YOLOBirDrone: Dataset for Bird vs Drone Detection and Classification and a YOLO based enhanced learning architecture
Dapinder Kaur, Neeraj Battish, Arnav Bhavsar, Shashi Poddar
TL;DR
The paper tackles the problem of distinguishing drones from birds in aerial imagery, a challenging task for real-time vision systems due to small object size and appearance similarities. It presents YOLOBirDrone, a YOLOv9-based detector enhanced with AELAN (deformable backbone), MPDA, and RMPDA (multi-scale dual attention) and introduces the BirDrone dataset for robust evaluation. Ablation studies show incremental gains from each module, with the full M6 configuration delivering high precision, strong mAP across IoU thresholds, and a favorable inference time, outperforming state-of-the-art YOLO variants and RT-DETRv2. The work contributes a scalable architecture and a large, challenging dataset to advance safe, real-time drone detection and bird-drone discrimination in practical surveillance scenarios.
Abstract
The use of aerial drones for commercial and defense applications has benefited in many ways and is therefore utilized in several different application domains. However, they are also increasingly used for targeted attacks, posing a significant safety challenge and necessitating the development of drone detection systems.
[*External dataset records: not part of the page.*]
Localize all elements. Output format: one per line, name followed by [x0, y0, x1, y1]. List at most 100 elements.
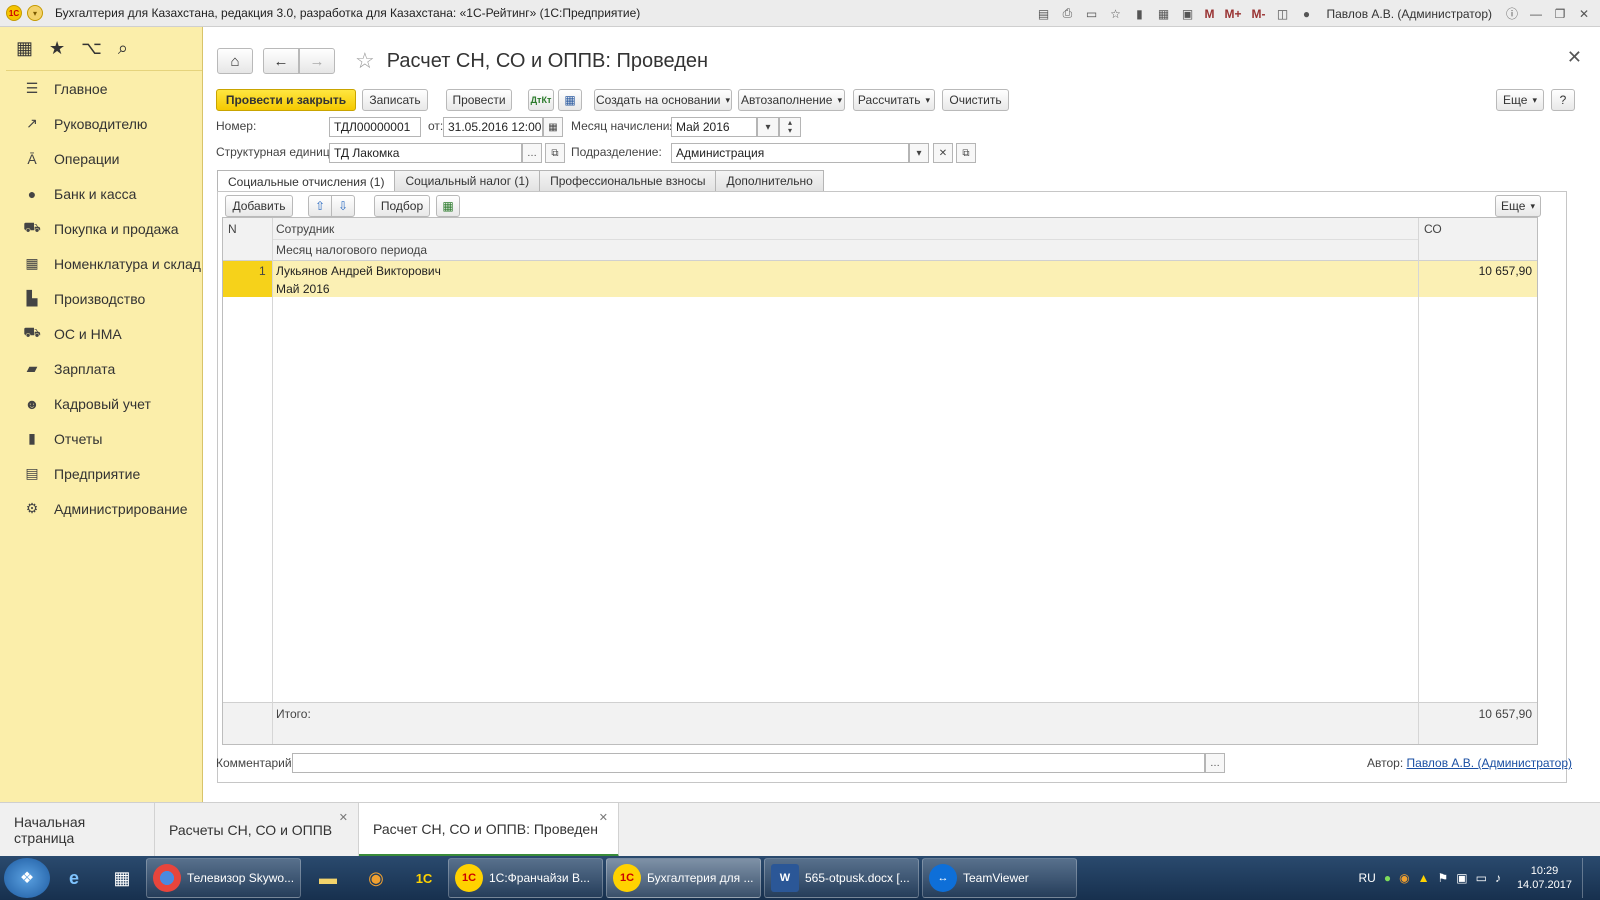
sidebar-item-salary[interactable]: ▰ Зарплата	[6, 351, 202, 386]
back-button[interactable]: ←	[263, 48, 299, 74]
memory-m-plus-button[interactable]: M+	[1221, 4, 1244, 24]
table-row[interactable]: 1 Лукьянов Андрей Викторович Май 2016 10…	[223, 261, 1537, 297]
unit-open-button[interactable]: ⧉	[545, 143, 565, 163]
ie-pinned[interactable]: e	[50, 858, 98, 898]
table-more-button[interactable]: Еще ▾	[1495, 195, 1541, 217]
flag-icon[interactable]: ⚑	[1437, 871, 1448, 885]
outlook-pinned[interactable]: ◉	[352, 858, 400, 898]
start-button[interactable]: ❖	[4, 858, 50, 898]
favorite-star-icon[interactable]: ☆	[355, 48, 375, 74]
favorites-add-icon[interactable]: ☆	[1105, 4, 1125, 24]
info-icon[interactable]: ⓘ	[1502, 4, 1522, 24]
structural-unit-input[interactable]: ТД Лакомка	[329, 143, 522, 163]
month-spinner[interactable]: ▴ ▾	[779, 117, 801, 137]
main-menu-icon[interactable]: ▾	[27, 5, 43, 21]
sidebar-item-main[interactable]: ☰ Главное	[6, 71, 202, 106]
app-logo-icon[interactable]: 1C	[6, 5, 22, 21]
dt-kt-button[interactable]: ДтКт	[528, 89, 554, 111]
memory-m-button[interactable]: M	[1201, 4, 1217, 24]
sidebar-item-enterprise[interactable]: ▤ Предприятие	[6, 456, 202, 491]
network-icon[interactable]: ▣	[1456, 871, 1467, 885]
header-so[interactable]: СО	[1424, 222, 1442, 236]
calendar-icon[interactable]: ▣	[1177, 4, 1197, 24]
calculator-pinned[interactable]: ▦	[98, 858, 146, 898]
close-window-icon[interactable]: ✕	[1574, 4, 1594, 24]
create-based-button[interactable]: Создать на основании ▾	[594, 89, 732, 111]
header-employee[interactable]: Сотрудник	[276, 222, 334, 236]
number-input[interactable]: ТДЛ00000001	[329, 117, 421, 137]
help-button[interactable]: ?	[1551, 89, 1575, 111]
clock[interactable]: 10:29 14.07.2017	[1517, 864, 1572, 892]
calculate-button[interactable]: Рассчитать ▾	[853, 89, 935, 111]
department-input[interactable]: Администрация	[671, 143, 909, 163]
header-n[interactable]: N	[228, 222, 237, 236]
1c-tray-icon[interactable]: ▲	[1418, 871, 1430, 885]
header-tax-month[interactable]: Месяц налогового периода	[276, 243, 427, 257]
sidebar-item-production[interactable]: ▙ Производство	[6, 281, 202, 316]
comment-input[interactable]	[292, 753, 1205, 773]
sidebar-item-admin[interactable]: ⚙ Администрирование	[6, 491, 202, 526]
search-icon[interactable]: ⌕	[118, 38, 128, 59]
sidebar-item-bank[interactable]: ● Банк и касса	[6, 176, 202, 211]
close-tab-icon[interactable]: ✕	[339, 811, 348, 824]
move-up-button[interactable]: ⇧	[308, 195, 332, 217]
sidebar-item-hr[interactable]: ☻ Кадровый учет	[6, 386, 202, 421]
tab-social-contributions[interactable]: Социальные отчисления (1)	[217, 170, 396, 192]
date-input[interactable]: 31.05.2016 12:00:0	[443, 117, 543, 137]
save-button[interactable]: Записать	[362, 89, 428, 111]
save-icon[interactable]: ▤	[1033, 4, 1053, 24]
close-form-icon[interactable]: ✕	[1567, 47, 1582, 68]
home-button[interactable]: ⌂	[217, 48, 253, 74]
sidebar-item-reports[interactable]: ▮ Отчеты	[6, 421, 202, 456]
open-tab-list[interactable]: Расчеты СН, СО и ОППВ ✕	[155, 803, 359, 857]
more-actions-button[interactable]: Еще ▾	[1496, 89, 1544, 111]
agent-icon[interactable]: ●	[1384, 871, 1391, 885]
close-tab-icon[interactable]: ✕	[599, 811, 608, 824]
taskbar-app-1c-franchise[interactable]: 1С 1С:Франчайзи В...	[448, 858, 603, 898]
outlook-tray-icon[interactable]: ◉	[1399, 871, 1409, 885]
post-button[interactable]: Провести	[446, 89, 512, 111]
dept-dropdown-button[interactable]: ▾	[909, 143, 929, 163]
all-functions-icon[interactable]: ▦	[16, 38, 33, 59]
restore-icon[interactable]: ❐	[1550, 4, 1570, 24]
history-icon[interactable]: ⌥	[81, 38, 102, 59]
comment-expand-button[interactable]: …	[1205, 753, 1225, 773]
display-icon[interactable]: ▭	[1476, 871, 1487, 885]
tab-social-tax[interactable]: Социальный налог (1)	[394, 170, 541, 191]
preview-icon[interactable]: ▭	[1081, 4, 1101, 24]
row-tax-month[interactable]: Май 2016	[276, 282, 330, 296]
post-and-close-button[interactable]: Провести и закрыть	[216, 89, 356, 111]
memory-m-minus-button[interactable]: M-	[1249, 4, 1269, 24]
move-down-button[interactable]: ⇩	[331, 195, 355, 217]
bookmark-icon[interactable]: ▮	[1129, 4, 1149, 24]
minimize-icon[interactable]: —	[1526, 4, 1546, 24]
author-link[interactable]: Павлов А.В. (Администратор)	[1407, 756, 1573, 770]
sidebar-item-manager[interactable]: ↗ Руководителю	[6, 106, 202, 141]
calendar-picker-button[interactable]: ▦	[543, 117, 563, 137]
add-column-button[interactable]: ▦	[436, 195, 460, 217]
dept-clear-button[interactable]: ✕	[933, 143, 953, 163]
volume-muted-icon[interactable]: ♪	[1495, 871, 1501, 885]
clear-button[interactable]: Очистить	[942, 89, 1009, 111]
calculator-icon[interactable]: ▦	[1153, 4, 1173, 24]
favorites-icon[interactable]: ★	[49, 38, 65, 59]
structure-button[interactable]: ▦	[558, 89, 582, 111]
taskbar-app-chrome[interactable]: Телевизор Skywo...	[146, 858, 301, 898]
select-button[interactable]: Подбор	[374, 195, 430, 217]
explorer-pinned[interactable]: ▬	[304, 858, 352, 898]
forward-button[interactable]: →	[299, 48, 335, 74]
taskbar-app-teamviewer[interactable]: ↔ TeamViewer	[922, 858, 1077, 898]
taskbar-app-1c-accounting[interactable]: 1С Бухгалтерия для ...	[606, 858, 761, 898]
accrual-month-input[interactable]: Май 2016	[671, 117, 757, 137]
open-tab-document[interactable]: Расчет СН, СО и ОППВ: Проведен ✕	[359, 803, 619, 857]
autofill-button[interactable]: Автозаполнение ▾	[738, 89, 845, 111]
print-icon[interactable]: ⎙	[1057, 4, 1077, 24]
sidebar-item-nomenclature[interactable]: ▦ Номенклатура и склад	[6, 246, 202, 281]
tab-additional[interactable]: Дополнительно	[715, 170, 824, 191]
language-indicator[interactable]: RU	[1359, 871, 1376, 885]
sidebar-item-purchase-sale[interactable]: ⛟ Покупка и продажа	[6, 211, 202, 246]
month-dropdown-button[interactable]: ▾	[757, 117, 779, 137]
row-employee[interactable]: Лукьянов Андрей Викторович	[276, 264, 441, 278]
sidebar-item-operations[interactable]: Ā Операции	[6, 141, 202, 176]
row-so[interactable]: 10 657,90	[1479, 264, 1532, 278]
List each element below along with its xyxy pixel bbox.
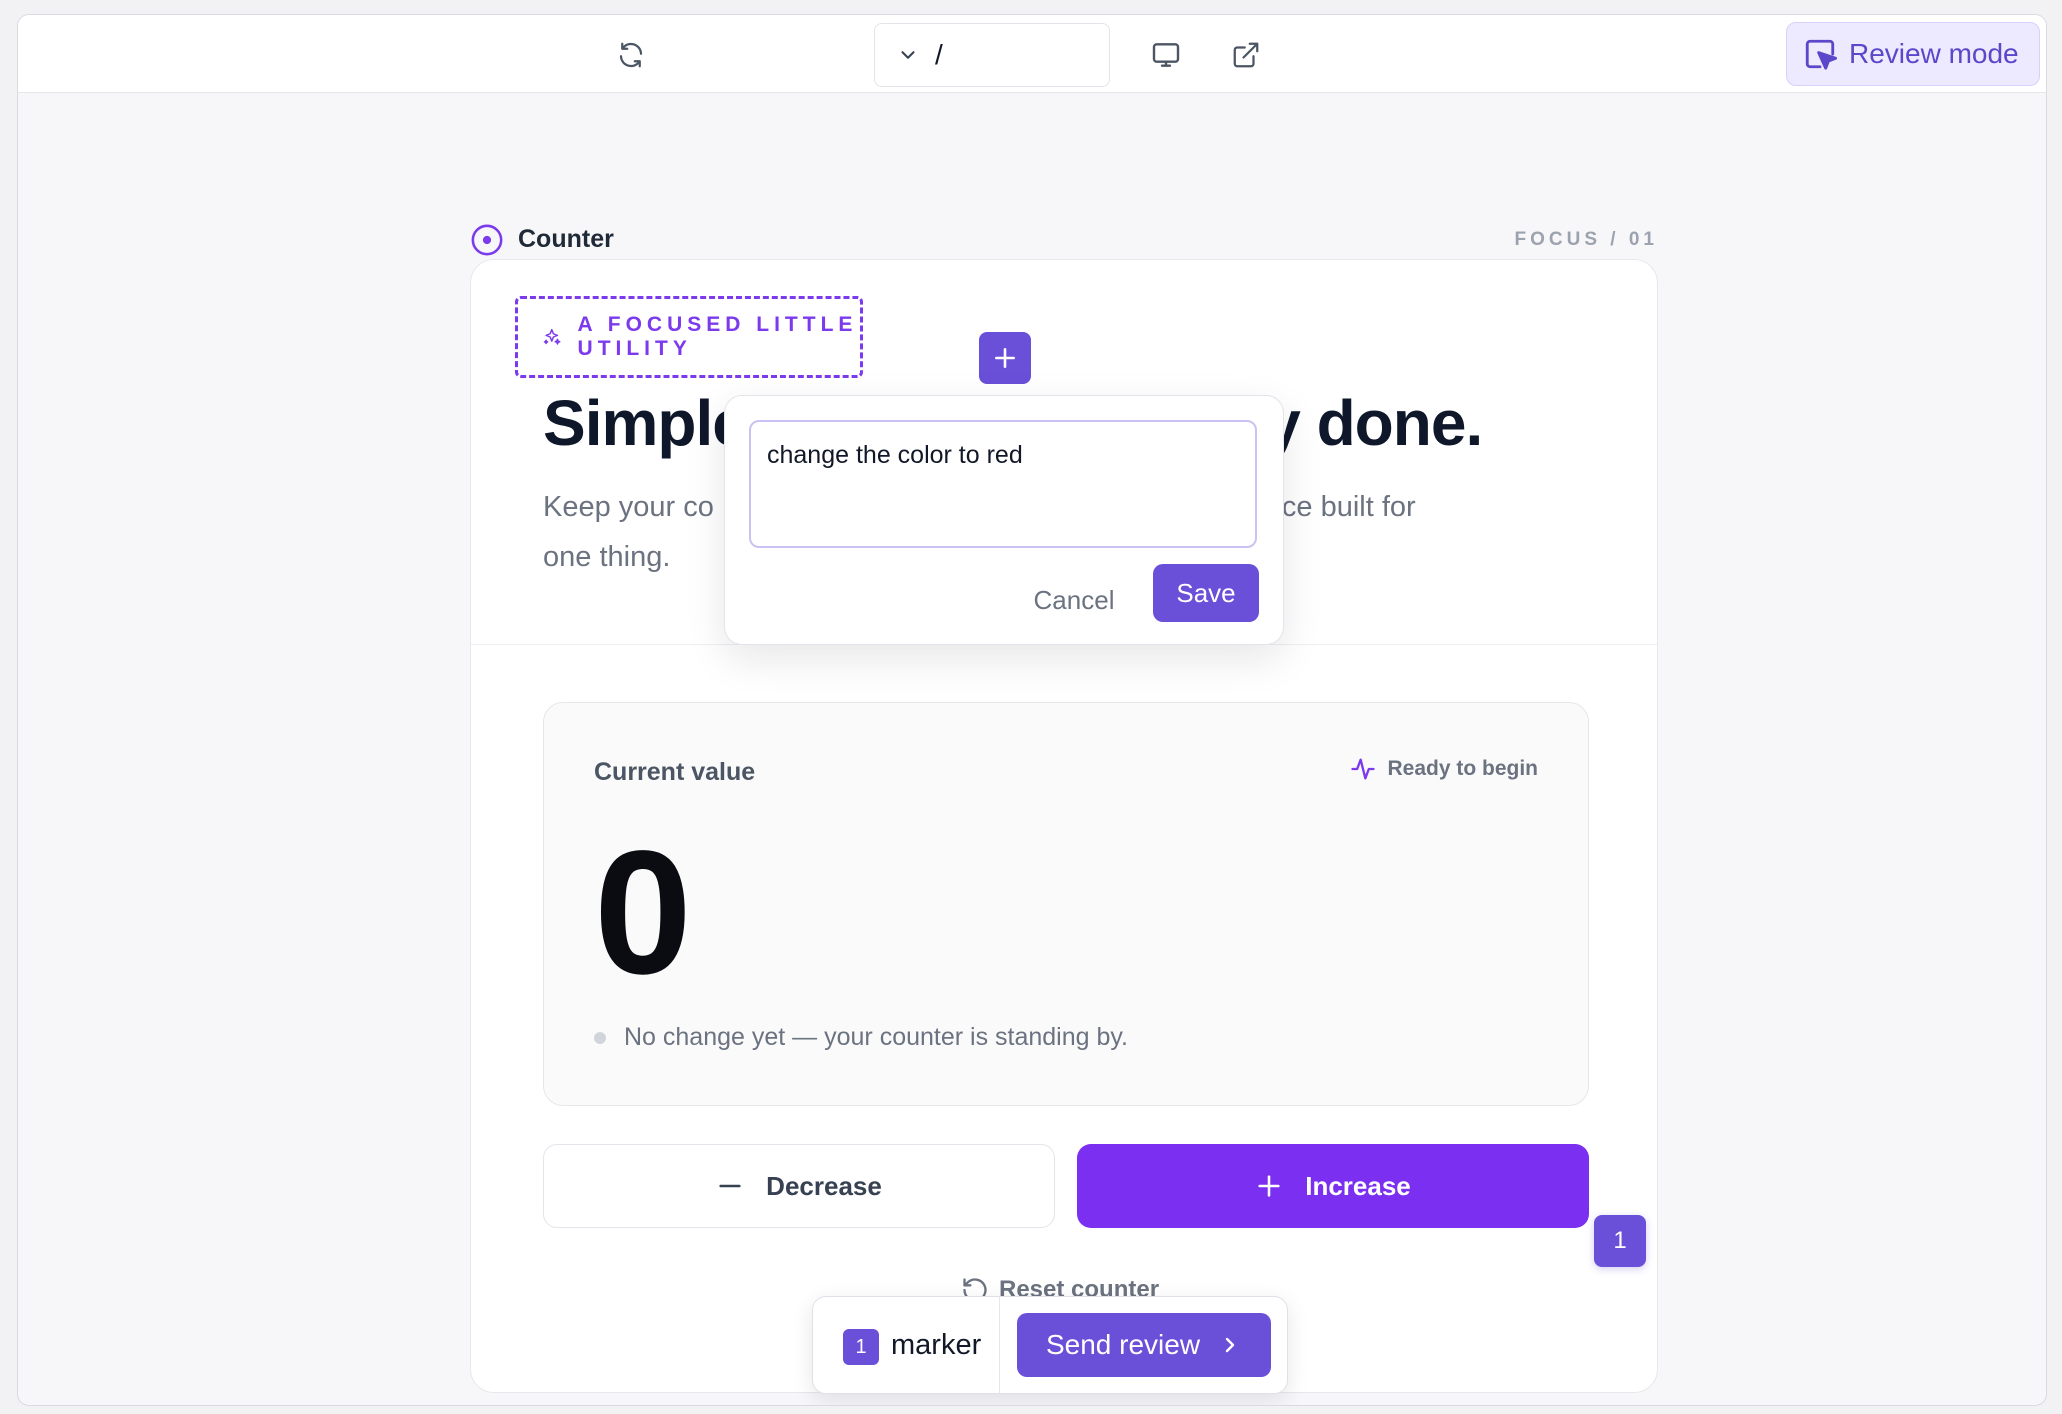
review-bar: 1 marker Send review bbox=[812, 1296, 1288, 1394]
minus-icon bbox=[719, 1184, 741, 1188]
decrease-label: Decrease bbox=[766, 1170, 882, 1201]
separator bbox=[999, 1297, 1000, 1393]
subtitle-start: Keep your co bbox=[543, 491, 714, 523]
monitor-icon[interactable] bbox=[1146, 35, 1186, 75]
route-path: / bbox=[935, 39, 943, 70]
status-text: Ready to begin bbox=[1387, 757, 1538, 780]
subtitle-line2: one thing. bbox=[543, 541, 671, 573]
increase-label: Increase bbox=[1305, 1170, 1411, 1201]
status-indicator: Ready to begin bbox=[1349, 755, 1538, 783]
activity-icon bbox=[1351, 758, 1376, 780]
status-dot bbox=[594, 1031, 606, 1044]
comment-input[interactable]: change the color to red bbox=[749, 420, 1257, 548]
decrease-button[interactable]: Decrease bbox=[543, 1144, 1055, 1228]
change-note: No change yet — your counter is standing… bbox=[594, 1023, 1128, 1052]
value-panel: Current value Ready to begin 0 No change… bbox=[543, 702, 1589, 1106]
utility-tag[interactable]: A FOCUSED LITTLE UTILITY bbox=[515, 296, 863, 378]
marker-pin[interactable]: 1 bbox=[1594, 1215, 1646, 1267]
chevron-down-icon bbox=[897, 44, 919, 66]
review-mode-button[interactable]: Review mode bbox=[1786, 22, 2040, 86]
comment-popup: change the color to red Cancel Save bbox=[724, 395, 1284, 645]
add-marker-button[interactable] bbox=[979, 332, 1031, 384]
send-review-label: Send review bbox=[1045, 1329, 1201, 1360]
plus-icon bbox=[995, 348, 1015, 368]
refresh-icon[interactable] bbox=[611, 35, 651, 75]
subtitle-end: ce built for bbox=[1281, 491, 1416, 523]
counter-value: 0 bbox=[594, 815, 692, 1011]
review-mode-label: Review mode bbox=[1849, 38, 2019, 69]
target-icon bbox=[471, 224, 503, 256]
sparkles-icon bbox=[543, 328, 561, 345]
focus-label: FOCUS / 01 bbox=[1514, 229, 1658, 250]
cancel-button[interactable]: Cancel bbox=[1009, 572, 1139, 628]
cursor-square-icon bbox=[1805, 39, 1837, 70]
route-selector[interactable]: / bbox=[874, 23, 1110, 87]
marker-count-label: marker bbox=[891, 1329, 982, 1361]
send-review-button[interactable]: Send review bbox=[1017, 1313, 1271, 1377]
increase-button[interactable]: Increase bbox=[1077, 1144, 1589, 1228]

Vision-based drone detection systems currently have an accuracy limitation and struggle to distinguish between drones and birds, particularly when the birds are small in size. This research work proposes a novel YOLOBirDrone architecture that improves the detection and classification accuracy of birds and drones. YOLOBirDrone has different components, including an adaptive and extended layer aggregation (AELAN), a multi-scale progressive dual attention module (MPDA), and a reverse MPDA (RMPDA) to preserve shape information and enrich features with local and global spatial and channel information. A large-scale dataset, BirDrone, is also introduced in this article, which includes small and challenging objects for robust aerial object identification. Experimental results demonstrate an improvement in performance metrics through the proposed YOLOBirDrone architecture compared to other state-of-the-art algorithms, with detection accuracy reaching approximately 85% across various scenarios.